Dimanche soir, l’une des plus grandes chaînes de télévision ukrainienne, Inter, qui semble ne pas tenir des propos alignés sur ceux du pouvoir a subi une attaque extrêmement bien planifiée, médiatiquement et techniquement. Locaux incendiés, blessés hospitalisés et pas un média occidental pour s’inquiéter de l’atteinte portée à la liberté d’expression.
Dans la nuit du 4 au 5 septembre, après que la presse ait insisté sur la présence d’une manifestation pacifique avec petites tentes devant la chaîne de télévision ukrainienne Inter, des groupes armés entrent dans le bâtiment alors que des journalistes y travaillent et y mettent le feu.
Source : Radio Svoboda
Tout cela a commencé après la “révélation” par la presse ukrainienne de soi-disant échanges de correspondance entre l’ancienne rédactrice en chef d’Inter avec le policymaker Igor Chuvalov, qui aurait un passeport russe.

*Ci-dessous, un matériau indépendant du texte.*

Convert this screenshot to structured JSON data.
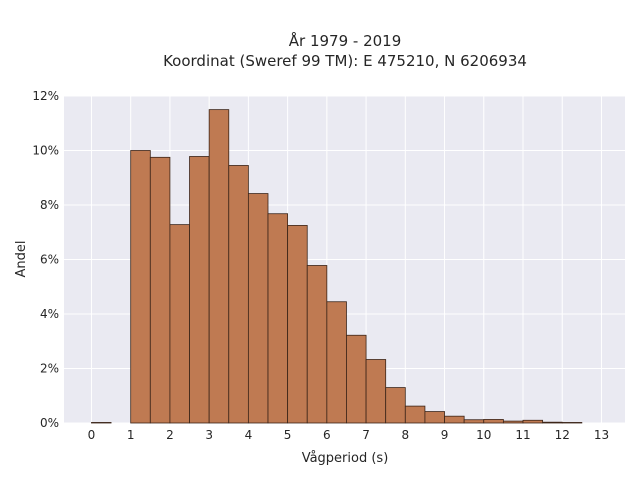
{
  "chart_data": {
    "type": "bar",
    "title": "År 1979 - 2019",
    "subtitle": "Koordinat (Sweref 99 TM): E 475210, N 6206934",
    "xlabel": "Vågperiod (s)",
    "ylabel": "Andel",
    "bin_width": 0.5,
    "bins_start": [
      0,
      0.5,
      1,
      1.5,
      2,
      2.5,
      3,
      3.5,
      4,
      4.5,
      5,
      5.5,
      6,
      6.5,
      7,
      7.5,
      8,
      8.5,
      9,
      9.5,
      10,
      10.5,
      11,
      11.5,
      12
    ],
    "values": [
      0.02,
      0.0,
      10.0,
      9.75,
      7.28,
      9.78,
      11.5,
      9.45,
      8.42,
      7.68,
      7.25,
      5.78,
      4.45,
      3.22,
      2.33,
      1.3,
      0.62,
      0.42,
      0.25,
      0.12,
      0.13,
      0.07,
      0.1,
      0.03,
      0.02
    ],
    "xlim": [
      -0.7,
      13.6
    ],
    "ylim": [
      0,
      12
    ],
    "xticks": [
      0,
      1,
      2,
      3,
      4,
      5,
      6,
      7,
      8,
      9,
      10,
      11,
      12,
      13
    ],
    "yticks": [
      0,
      2,
      4,
      6,
      8,
      10,
      12
    ],
    "ytick_format": "%",
    "bar_color": "#bf7a52",
    "bar_edge_color": "#3b2418",
    "plot_background": "#eaeaf2",
    "grid": true
  }
}
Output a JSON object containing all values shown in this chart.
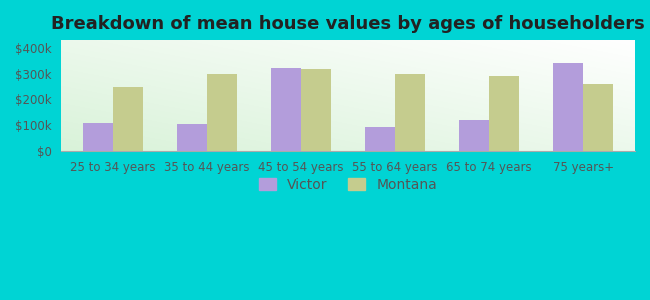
{
  "title": "Breakdown of mean house values by ages of householders",
  "categories": [
    "25 to 34 years",
    "35 to 44 years",
    "45 to 54 years",
    "55 to 64 years",
    "65 to 74 years",
    "75 years+"
  ],
  "victor_values": [
    110000,
    103000,
    320000,
    95000,
    120000,
    340000
  ],
  "montana_values": [
    250000,
    300000,
    318000,
    300000,
    290000,
    258000
  ],
  "victor_color": "#b39ddb",
  "montana_color": "#c5cc8e",
  "background_outer": "#00d4d4",
  "legend_labels": [
    "Victor",
    "Montana"
  ],
  "yticks": [
    0,
    100000,
    200000,
    300000,
    400000
  ],
  "ytick_labels": [
    "$0",
    "$100k",
    "$200k",
    "$300k",
    "$400k"
  ],
  "ylim": [
    0,
    430000
  ],
  "bar_width": 0.32,
  "title_fontsize": 13,
  "tick_fontsize": 8.5,
  "legend_fontsize": 10
}
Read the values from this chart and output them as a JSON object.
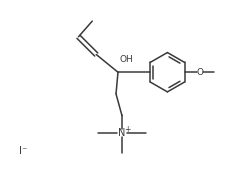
{
  "background_color": "#ffffff",
  "line_color": "#3a3a3a",
  "line_width": 1.1,
  "fig_width": 2.34,
  "fig_height": 1.7,
  "dpi": 100,
  "iodide_text": "I⁻",
  "iodide_fontsize": 7.5,
  "oh_text": "OH",
  "oh_fontsize": 6.5,
  "o_text": "O",
  "o_fontsize": 6.5,
  "n_fontsize": 7.0,
  "label_color": "#3a3a3a"
}
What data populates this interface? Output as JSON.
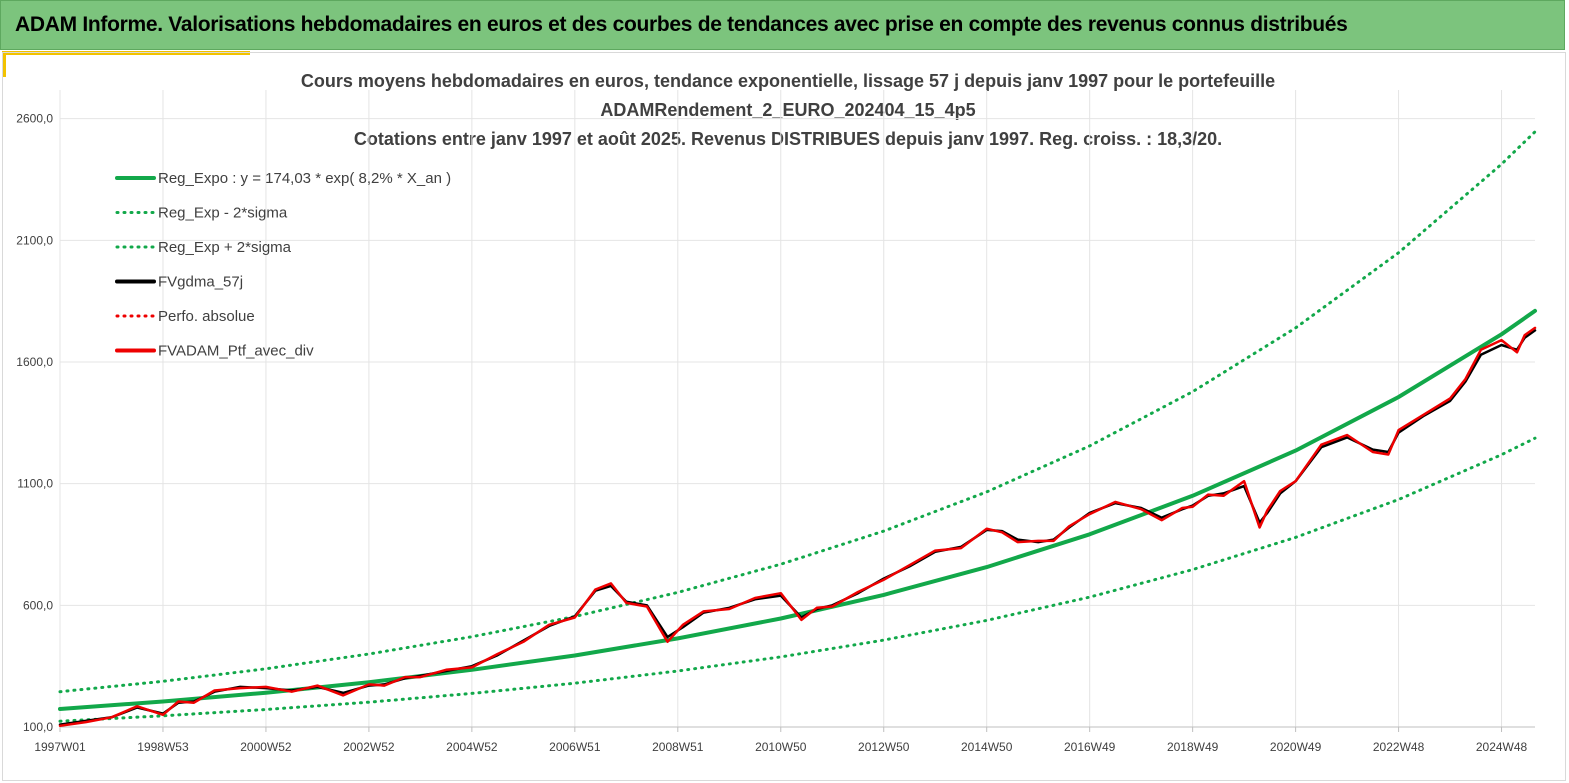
{
  "banner": {
    "title": "ADAM Informe. Valorisations hebdomadaires en euros et des courbes de tendances avec prise en compte des revenus connus distribués"
  },
  "colors": {
    "banner_bg": "#7cc47d",
    "accent_yellow": "#f2c200",
    "trend_green": "#12a84a",
    "perf_red": "#ee0000",
    "gdma_black": "#000000",
    "grid": "#e4e4e4"
  },
  "chart_data": {
    "type": "line",
    "title_lines": [
      "Cours moyens hebdomadaires  en euros, tendance exponentielle, lissage 57 j depuis janv 1997 pour le portefeuille",
      "ADAMRendement_2_EURO_202404_15_4p5",
      "Cotations  entre janv 1997 et août  2025. Revenus DISTRIBUES depuis janv 1997. Reg. croiss. : 18,3/20."
    ],
    "xlabel": "",
    "ylabel": "",
    "x_range": [
      1997.0,
      2025.65
    ],
    "ylim": [
      100,
      2800
    ],
    "y_ticks": [
      100,
      600,
      1100,
      1600,
      2100,
      2600
    ],
    "y_tick_labels": [
      "100,0",
      "600,0",
      "1100,0",
      "1600,0",
      "2100,0",
      "2600,0"
    ],
    "x_ticks": [
      {
        "label": "1997W01",
        "x": 1997.0
      },
      {
        "label": "1998W53",
        "x": 1999.0
      },
      {
        "label": "2000W52",
        "x": 2001.0
      },
      {
        "label": "2002W52",
        "x": 2003.0
      },
      {
        "label": "2004W52",
        "x": 2005.0
      },
      {
        "label": "2006W51",
        "x": 2007.0
      },
      {
        "label": "2008W51",
        "x": 2009.0
      },
      {
        "label": "2010W50",
        "x": 2011.0
      },
      {
        "label": "2012W50",
        "x": 2013.0
      },
      {
        "label": "2014W50",
        "x": 2015.0
      },
      {
        "label": "2016W49",
        "x": 2017.0
      },
      {
        "label": "2018W49",
        "x": 2019.0
      },
      {
        "label": "2020W49",
        "x": 2021.0
      },
      {
        "label": "2022W48",
        "x": 2023.0
      },
      {
        "label": "2024W48",
        "x": 2025.0
      }
    ],
    "grid": true,
    "legend_placement": "top-left",
    "legend": [
      {
        "name": "Reg_Expo : y = 174,03 * exp( 8,2% *  X_an )",
        "color": "#12a84a",
        "style": "solid"
      },
      {
        "name": "Reg_Exp - 2*sigma",
        "color": "#12a84a",
        "style": "dotted"
      },
      {
        "name": "Reg_Exp + 2*sigma",
        "color": "#12a84a",
        "style": "dotted"
      },
      {
        "name": "FVgdma_57j",
        "color": "#000000",
        "style": "solid"
      },
      {
        "name": "Perfo. absolue",
        "color": "#ee0000",
        "style": "dotted"
      },
      {
        "name": "FVADAM_Ptf_avec_div",
        "color": "#ee0000",
        "style": "solid"
      }
    ],
    "series": [
      {
        "name": "Reg_Expo : y = 174,03 * exp( 8,2% *  X_an )",
        "x": [
          1997.0,
          1999.0,
          2001.0,
          2003.0,
          2005.0,
          2007.0,
          2009.0,
          2011.0,
          2013.0,
          2015.0,
          2017.0,
          2019.0,
          2021.0,
          2023.0,
          2025.0,
          2025.65
        ],
        "values": [
          174,
          205,
          241,
          284,
          335,
          394,
          464,
          546,
          643,
          757,
          892,
          1050,
          1236,
          1456,
          1714,
          1810
        ]
      },
      {
        "name": "Reg_Exp - 2*sigma",
        "x": [
          1997.0,
          1999.0,
          2001.0,
          2003.0,
          2005.0,
          2007.0,
          2009.0,
          2011.0,
          2013.0,
          2015.0,
          2017.0,
          2019.0,
          2021.0,
          2023.0,
          2025.0,
          2025.65
        ],
        "values": [
          124,
          146,
          172,
          202,
          238,
          280,
          330,
          388,
          457,
          538,
          634,
          747,
          879,
          1035,
          1219,
          1287
        ]
      },
      {
        "name": "Reg_Exp + 2*sigma",
        "x": [
          1997.0,
          1999.0,
          2001.0,
          2003.0,
          2005.0,
          2007.0,
          2009.0,
          2011.0,
          2013.0,
          2015.0,
          2017.0,
          2019.0,
          2021.0,
          2023.0,
          2025.0,
          2025.65
        ],
        "values": [
          245,
          288,
          339,
          400,
          471,
          554,
          653,
          769,
          905,
          1066,
          1255,
          1478,
          1740,
          2049,
          2413,
          2546
        ]
      },
      {
        "name": "FVgdma_57j",
        "x": [
          1997.0,
          1997.5,
          1998.0,
          1998.5,
          1999.0,
          1999.3,
          1999.6,
          2000.0,
          2000.5,
          2001.0,
          2001.5,
          2002.0,
          2002.5,
          2003.0,
          2003.3,
          2003.7,
          2004.0,
          2004.5,
          2005.0,
          2005.5,
          2006.0,
          2006.5,
          2007.0,
          2007.4,
          2007.7,
          2008.0,
          2008.4,
          2008.8,
          2009.1,
          2009.5,
          2010.0,
          2010.5,
          2011.0,
          2011.4,
          2011.7,
          2012.0,
          2012.5,
          2013.0,
          2013.5,
          2014.0,
          2014.5,
          2015.0,
          2015.3,
          2015.6,
          2016.0,
          2016.3,
          2016.6,
          2017.0,
          2017.5,
          2018.0,
          2018.4,
          2018.8,
          2019.0,
          2019.3,
          2019.6,
          2020.0,
          2020.3,
          2020.45,
          2020.7,
          2021.0,
          2021.5,
          2022.0,
          2022.5,
          2022.8,
          2023.0,
          2023.5,
          2024.0,
          2024.3,
          2024.6,
          2025.0,
          2025.3,
          2025.45,
          2025.65
        ],
        "values": [
          110,
          125,
          140,
          180,
          155,
          200,
          205,
          245,
          265,
          260,
          250,
          265,
          240,
          270,
          275,
          300,
          310,
          330,
          350,
          395,
          455,
          515,
          555,
          660,
          680,
          615,
          600,
          470,
          510,
          570,
          590,
          625,
          640,
          550,
          585,
          600,
          650,
          710,
          760,
          820,
          840,
          910,
          905,
          870,
          860,
          870,
          920,
          980,
          1020,
          1000,
          960,
          995,
          1010,
          1050,
          1060,
          1090,
          940,
          980,
          1060,
          1110,
          1250,
          1290,
          1240,
          1230,
          1310,
          1380,
          1440,
          1520,
          1630,
          1670,
          1650,
          1700,
          1730
        ]
      },
      {
        "name": "FVADAM_Ptf_avec_div",
        "x": [
          1997.0,
          1997.5,
          1998.0,
          1998.5,
          1999.0,
          1999.3,
          1999.6,
          2000.0,
          2000.5,
          2001.0,
          2001.5,
          2002.0,
          2002.5,
          2003.0,
          2003.3,
          2003.7,
          2004.0,
          2004.5,
          2005.0,
          2005.5,
          2006.0,
          2006.5,
          2007.0,
          2007.4,
          2007.7,
          2008.0,
          2008.4,
          2008.8,
          2009.1,
          2009.5,
          2010.0,
          2010.5,
          2011.0,
          2011.4,
          2011.7,
          2012.0,
          2012.5,
          2013.0,
          2013.5,
          2014.0,
          2014.5,
          2015.0,
          2015.3,
          2015.6,
          2016.0,
          2016.3,
          2016.6,
          2017.0,
          2017.5,
          2018.0,
          2018.4,
          2018.8,
          2019.0,
          2019.3,
          2019.6,
          2020.0,
          2020.3,
          2020.45,
          2020.7,
          2021.0,
          2021.5,
          2022.0,
          2022.5,
          2022.8,
          2023.0,
          2023.5,
          2024.0,
          2024.3,
          2024.6,
          2025.0,
          2025.3,
          2025.45,
          2025.65
        ],
        "values": [
          105,
          120,
          140,
          185,
          150,
          205,
          200,
          250,
          260,
          265,
          245,
          270,
          230,
          275,
          270,
          305,
          305,
          335,
          345,
          400,
          450,
          520,
          550,
          665,
          690,
          610,
          595,
          450,
          520,
          575,
          585,
          630,
          650,
          540,
          590,
          595,
          655,
          705,
          765,
          825,
          835,
          915,
          900,
          860,
          865,
          865,
          925,
          975,
          1025,
          995,
          950,
          1000,
          1005,
          1055,
          1050,
          1110,
          920,
          990,
          1070,
          1110,
          1260,
          1300,
          1230,
          1220,
          1320,
          1385,
          1450,
          1530,
          1650,
          1690,
          1640,
          1710,
          1740
        ]
      }
    ]
  }
}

La presse française ne veut pas voir de quoi il s’agit et minimise à l’absurde les faits, tout en refusant toute analyse et en reprenant à mots couverts la version lancée par le pouvoir: une manifestation pacifique a eut lieu, les services de sécurité sont intervenus ce qui a provoqué les échauffourés et l’incendie. Sans oublier qu’il n’y aurait pas de victimes.
Pour informations, cinq personnes ont été hospitalisées suite à l’incendie volontaire, leur état est stable et moyennement grave. Mais cela n’a pas dû paraître important pour les journalistes français.
Autre information truquée par la presse française. La police serait intervenue et aurait arrêté des responsables. Or, les 6 personnes réellement interpellées sur les lieux furent immédiatement libérés, sans n’avoir finalement été accusés de rien. Le ministre de l’intérieur Avakov affirme que ce sont des anciens militaires de la 30e brigade. Et maintenant que tout le monde est bien en liberté, chacun crie plus fort que l’autre qu’il faut arrêter les responsables.
Pour autant, la version avancée ne correspond pas du tout à la description des faits que les journalistes de Inter ont mis en ligne:
Les journalistes d’Inter expliquent que cette action a été très bien préparée. La presse s’est d’abord empressée de souligner le caractère pacifique de la manifestation. Ensuite, les manifestants pacifiques ont apporté des pneus qu’ils ont fait brûler. Puis deux groupes armés sont intervenus. Un groupe a bloqué les sorties pendant qu’un autre incendiait le bâtiment de l’intérieur. Ils étaient habillés de tenues spéciales prévues pour résister aux flammes et portaient des masques à gaz. D’ailleurs, le journaliste explique que tout d’abord une fumée intense impossible à respirée s’est diffusée dans le bâtiment, puis le feu à pris et la fumée du feu s’est à son tour diffusée, poussant les gens à aller sur le toit se réfugier.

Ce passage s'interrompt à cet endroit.